SHANE’S EXCELLENT NEW WORDS: Gobermouch Mumblecrust and Smellfungus — among other legal firms.

0
292

Google “old English insults” and you’ll come up with numerous lists like this one. For British insults belonging to contemporary times, go here.

42 Old English Insults, by Paul Anthony Jones (Mental Floss)
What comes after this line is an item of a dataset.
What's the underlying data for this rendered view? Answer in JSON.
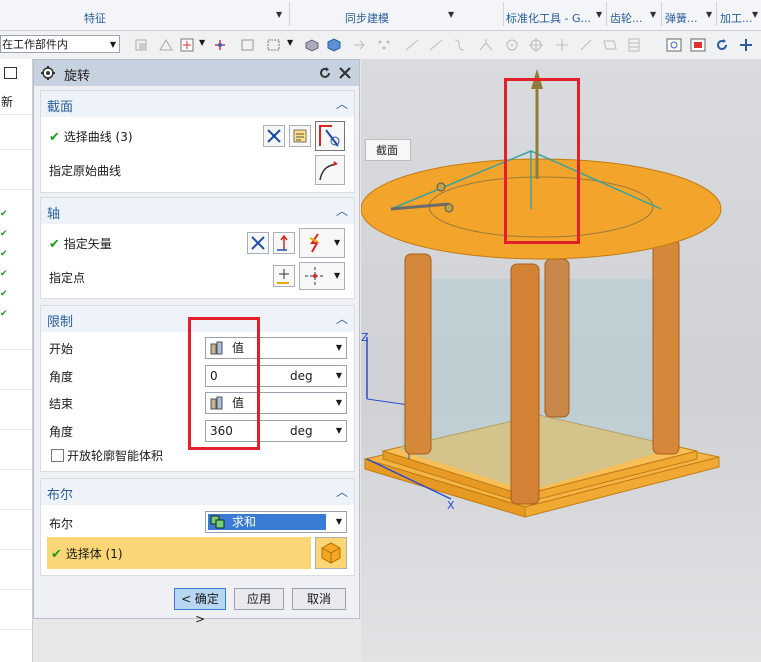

Besides being the greatest writer in the history of the English language, William Shakespeare was the master of the pithy put-down. So the nervous servant who tells Macbeth his castle is under attack is dismissed as a “cream-faced loon.” Oswald in King Lear isn’t just a useless idiot, he’s a “whoreson zed,” an “unnecessary letter.” Lear’s ungrateful daughter Goneril is “a plague-sore,” an “embossed carbuncle in my corrupted blood.” And when Falstaff doubts something Mistress Quickly has said in Henry IV: Part 1, he claims, “there’s no more faith in thee than in a stewed prune.” (And there’s a good chance he didn’t intend “stewed prune” to mean dried fruit.) But you don’t have to rely just on Shakespeare to spice up your vocabulary. Next time someone winds you up or you need to win an argument in fine style, why not try dropping one of these old-fashioned insults into your conversation?

Here are just a few.

2. BEDSWERVER
An adulterer. Another of Shakespeare’s inventions that became popular in Victorian slang.

6. DALCOP
Cop is an old word for the head, making a dalcop (literally a “dull-head”) a particularly stupid person. You can also be a harecop, or a “hare-brained” person.

11. FOPDOODLE
An insignificant or foolish man.

13. FUSTILARIAN
Another of Shakespeare’s best put-downs, coined in Henry IV, Part 2: “Away, you scullion! You rampallion! You fustilarian! I’ll tickle your catastrophe,” Falstaff exclaims. If not just a variation of fustylugs, he likely meant it to mean someone who stubbornly wastes time on worthless things.

20. LOITER-SACK
This is a 17th century term for a slacker. An idling, lazy good-for-nothing. Literally, someone who seems to spend all day in bed.

30. SKELPIE-LIMMER
A badly-behaved child. Coined by the Scottish poet Robert Burns from the old Scots word skelpie, meaning “misbehaving” or “deserving punishment.”

40. WHIFFLE-WHAFFLE
An indecisive, time-wasting ditherer.